Galatasaray, Şampiyonlar Ligi biletini alamadığında yazdığım içerik, ne yazık ki Abdullah Avcı’nın kariyeriyle de buluştu. Fransa’da 44 yıl Auxerre’i çalıştıran Guy Roux gibi bir adam yaratamaz Türk futbolu. 4 kez Fransa Kupası’nı kazansa da hiç şampiyon olamadı Lig1’de ama tam 44 yıl takımın başındaydı. Alex Ferguson, tam 27 yıl Manchester United’ın başında kaldı ama geldiği sezon, 1987’yi 11. Sırada, ‘88’i 2., ‘89’u 11. bitirebildi. Dördüncü yılında FA Cup kazanınca başladı Manchester Utd. efsanesi ve “Sir” oldu. Klopp da, Guardiola da, Ancelotti de, zor süreçleri aşıp kazandılar. Değer bilmek, kadir kıymet bilmek, önemlidir. Okan Buruk için fırsat kollayanlar gibi, Avcı’ya da tahammül göstermedi futbolsever. Çünkü herkes kendi maçını yapıyor tribünde ve sadece kazanmak üzerine kurulu bir başarı anlayışı var. Trabzonspor’un önceliği ‘var olmak’ olmalıdır. 2021-22 şampiyonluğu onunla geldi. 2020-21 ve 2022-23 Süper Kupası'nı onunla kazandı. Avcı, " hayal kırıklıkları…” diyor. Ayrılık mesajında, genç transferlerden söz ediyor, ‘Trabzonspor’un geleceği’ diyor.
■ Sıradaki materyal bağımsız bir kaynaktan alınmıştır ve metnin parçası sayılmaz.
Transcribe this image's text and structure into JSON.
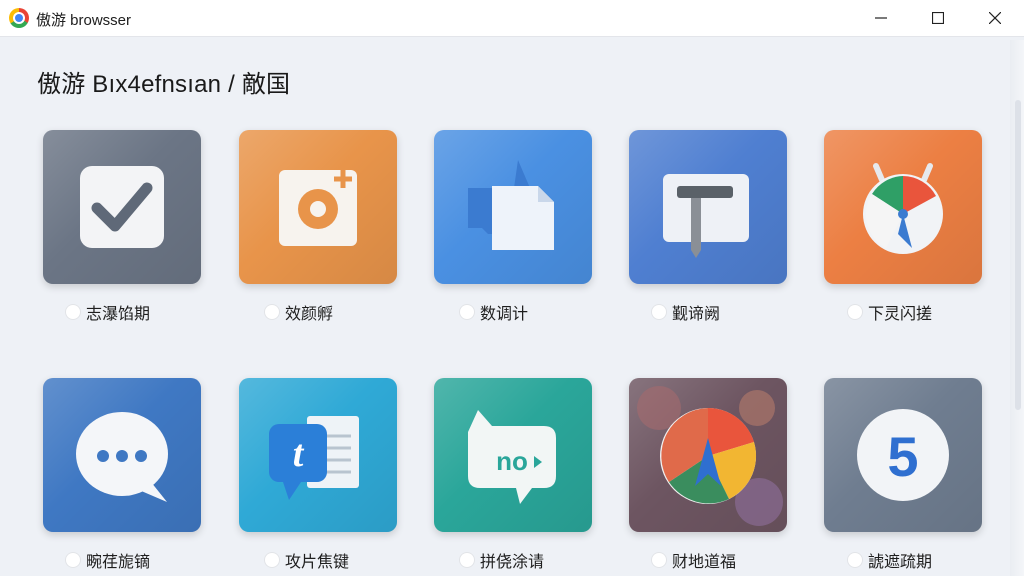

Sonuçta, teknik direktör değirmeninin son kurbanı Abdullah Avcı oluyor, hiç hak etmediği biçimde… Sonuçtan, renklerden bağımsız, değerli bir futbol adamı daha evinin yolunu tutuyor!

PARALİMPİK BAŞARI

Öznur Cüre Girdi, İranlı rakibiyle finalde yarışırken, bir kaza sonucu hayatına giren tekerlekli sandalyeden veriyor mesajını: “Şifa insanın içindedir. Bedendeki şifayı bulup çıkarmak önemli. Spor o yüzden önemli…” Türlü engelleri engelsiz vizyona çeviriyor paralimpik sporcularımız. 48 kadın, 45 erkek sporcumuz ile Paris’te, Paralimpik Oyunlar’dayız. Taekwondo’da Mahmut Bozteke okçulukta Öznur Cüre Girdi, atletizm 100 metrede Serkan Yıldırım altın madalya kazandı. Gamze Gürdal 57 kiloda gümüş, Fatih Çelik 70 kiloda gümüş madalyaya sahibi. Meryem Betül Çavdar bronz, Ali Can Özcan ise gümüş, masa tenisi çift erkeklerde Abdullah Öztürk ve Nesim Turan bronz, Aysel Özgan, 10m havalı tabancada gümüş … Bu madalyalar, elbette hem sporcularımız hem aileleri hem de bizler için guru kaynağı. Ama onların yarışmalardaki varlığı, sporla iç içe yaşamları asıl kazançtır. Bu çabanın kaybedeni yoktur. Alkışlar, bütün takıma, bütün ekibe…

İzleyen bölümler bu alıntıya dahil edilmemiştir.